I don’t know – and this is a tough one to address – I am not sure how serious some of the OEMs will be in the electric vehicle market, as they will just attain some minimum production requirements. However, it seems like Nissan is pretty serious about it. We still think there is a great opportunity as this growth continues; there is a lot of room for additional manufacturers in this segment. Our plans are not just to be a North American automotive company. We plan on eventually going into the Asian and European markets. Maybe not this particular vehicle but with products down the road.
You are headquartered in Los Angeles. Where are these vehicles available?
Well, right now we have launched in the California marketplace because the infrastructure with EVSEs, as well as some of the attitudes for alternative vehicles is its strongest. So, we believe over half the market, not only for any hybrid vehicle but for electric vehicles, will be in California. And then, of course, you move up the coast into Washington and Oregon who will have similar attitudes for alternative fuels. A little later, the other coastal markets.
Our plan is to be available in all major markets through the 2013 timeframe. California is a stronghold and we are going to roll out slowly, again, as the demand goes up for the product and as the industry begins to accept battery electric vehicles. We believe there is a great opportunity not only for some of the OEMs but for some new players of which, interestingly enough, we have three new players.

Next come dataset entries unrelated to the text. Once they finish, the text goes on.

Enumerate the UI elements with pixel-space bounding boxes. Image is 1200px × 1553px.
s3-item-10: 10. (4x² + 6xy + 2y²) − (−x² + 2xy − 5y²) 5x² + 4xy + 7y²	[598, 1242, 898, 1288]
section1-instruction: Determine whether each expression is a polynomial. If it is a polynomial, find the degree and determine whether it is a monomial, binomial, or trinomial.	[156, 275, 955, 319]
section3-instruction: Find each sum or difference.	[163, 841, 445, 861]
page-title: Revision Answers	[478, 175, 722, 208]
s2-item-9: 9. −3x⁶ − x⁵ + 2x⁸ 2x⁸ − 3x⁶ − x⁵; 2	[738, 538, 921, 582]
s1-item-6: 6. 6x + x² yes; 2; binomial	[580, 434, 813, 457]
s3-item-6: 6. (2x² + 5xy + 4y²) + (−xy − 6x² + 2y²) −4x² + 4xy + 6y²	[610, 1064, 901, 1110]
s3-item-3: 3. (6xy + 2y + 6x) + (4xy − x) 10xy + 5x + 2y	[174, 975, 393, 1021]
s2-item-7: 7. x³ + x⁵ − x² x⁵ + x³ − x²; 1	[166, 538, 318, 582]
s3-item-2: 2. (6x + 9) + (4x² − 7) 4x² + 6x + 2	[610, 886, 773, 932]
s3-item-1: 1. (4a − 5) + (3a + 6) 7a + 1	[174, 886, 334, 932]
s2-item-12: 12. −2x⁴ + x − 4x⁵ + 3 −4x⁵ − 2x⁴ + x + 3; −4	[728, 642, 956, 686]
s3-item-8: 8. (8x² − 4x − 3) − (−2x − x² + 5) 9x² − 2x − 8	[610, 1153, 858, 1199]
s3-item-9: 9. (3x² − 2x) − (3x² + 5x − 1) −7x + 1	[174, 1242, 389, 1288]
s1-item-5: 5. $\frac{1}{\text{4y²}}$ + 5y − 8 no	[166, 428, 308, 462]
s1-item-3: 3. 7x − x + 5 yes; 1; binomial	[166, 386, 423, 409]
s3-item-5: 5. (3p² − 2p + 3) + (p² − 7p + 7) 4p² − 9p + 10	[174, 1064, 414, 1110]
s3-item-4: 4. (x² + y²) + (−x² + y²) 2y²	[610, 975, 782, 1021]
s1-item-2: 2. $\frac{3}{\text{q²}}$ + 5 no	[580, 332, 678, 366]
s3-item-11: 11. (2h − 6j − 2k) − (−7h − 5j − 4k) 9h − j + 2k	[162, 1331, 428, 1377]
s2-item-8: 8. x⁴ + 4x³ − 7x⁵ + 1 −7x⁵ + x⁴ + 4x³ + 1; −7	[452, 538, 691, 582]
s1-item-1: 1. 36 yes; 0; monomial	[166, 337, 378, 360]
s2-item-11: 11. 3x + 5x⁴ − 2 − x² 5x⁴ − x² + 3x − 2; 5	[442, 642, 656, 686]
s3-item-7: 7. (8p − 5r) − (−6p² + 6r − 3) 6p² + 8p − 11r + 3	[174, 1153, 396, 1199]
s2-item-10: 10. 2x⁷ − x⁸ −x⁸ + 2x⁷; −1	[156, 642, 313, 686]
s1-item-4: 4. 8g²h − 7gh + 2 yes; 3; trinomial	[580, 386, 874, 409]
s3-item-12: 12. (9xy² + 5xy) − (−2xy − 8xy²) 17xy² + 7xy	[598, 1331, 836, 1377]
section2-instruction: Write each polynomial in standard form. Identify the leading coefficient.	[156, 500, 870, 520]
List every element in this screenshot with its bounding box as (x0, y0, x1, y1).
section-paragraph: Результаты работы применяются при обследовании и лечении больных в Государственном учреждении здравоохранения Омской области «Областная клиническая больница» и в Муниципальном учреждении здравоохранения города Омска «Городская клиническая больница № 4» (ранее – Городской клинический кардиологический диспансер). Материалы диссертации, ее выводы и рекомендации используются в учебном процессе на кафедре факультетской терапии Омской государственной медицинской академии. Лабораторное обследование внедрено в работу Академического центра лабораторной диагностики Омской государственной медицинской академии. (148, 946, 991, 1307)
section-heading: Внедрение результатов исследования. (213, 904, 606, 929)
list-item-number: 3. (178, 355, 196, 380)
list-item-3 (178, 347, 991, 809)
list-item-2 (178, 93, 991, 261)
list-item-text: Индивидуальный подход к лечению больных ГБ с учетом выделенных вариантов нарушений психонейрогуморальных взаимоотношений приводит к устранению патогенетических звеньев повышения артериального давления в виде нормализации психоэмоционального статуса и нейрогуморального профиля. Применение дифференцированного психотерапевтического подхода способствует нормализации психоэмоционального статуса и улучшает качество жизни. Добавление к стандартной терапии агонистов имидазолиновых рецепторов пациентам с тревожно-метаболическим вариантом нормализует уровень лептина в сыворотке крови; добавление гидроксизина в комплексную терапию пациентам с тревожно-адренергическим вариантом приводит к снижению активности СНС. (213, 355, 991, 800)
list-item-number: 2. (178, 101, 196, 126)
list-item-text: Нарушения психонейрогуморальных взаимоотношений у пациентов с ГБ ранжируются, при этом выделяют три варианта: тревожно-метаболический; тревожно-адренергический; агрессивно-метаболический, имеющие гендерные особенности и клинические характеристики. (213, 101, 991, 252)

One is a fully electric vehicle, one is a range extended – and they have all come out of California, which is kind of interesting in the auto industry. That is not a normal place for automotive manufacturers to create vehicles.
BIO
Bill Beasley has served as the Vice President of Automotive Sales since April 2011. Prior to coming to Coda, Bill was employed by General Motors (GM) for over 35 years in a variety of sales management and executive positions. The early part of his career was spent in service and sales positions working directly with the Chevrolet Dealer organizations in various parts of the country.
Bill holds a Bachelor’s degree in Industrial Administration from General Motors Institute (now Kettering University).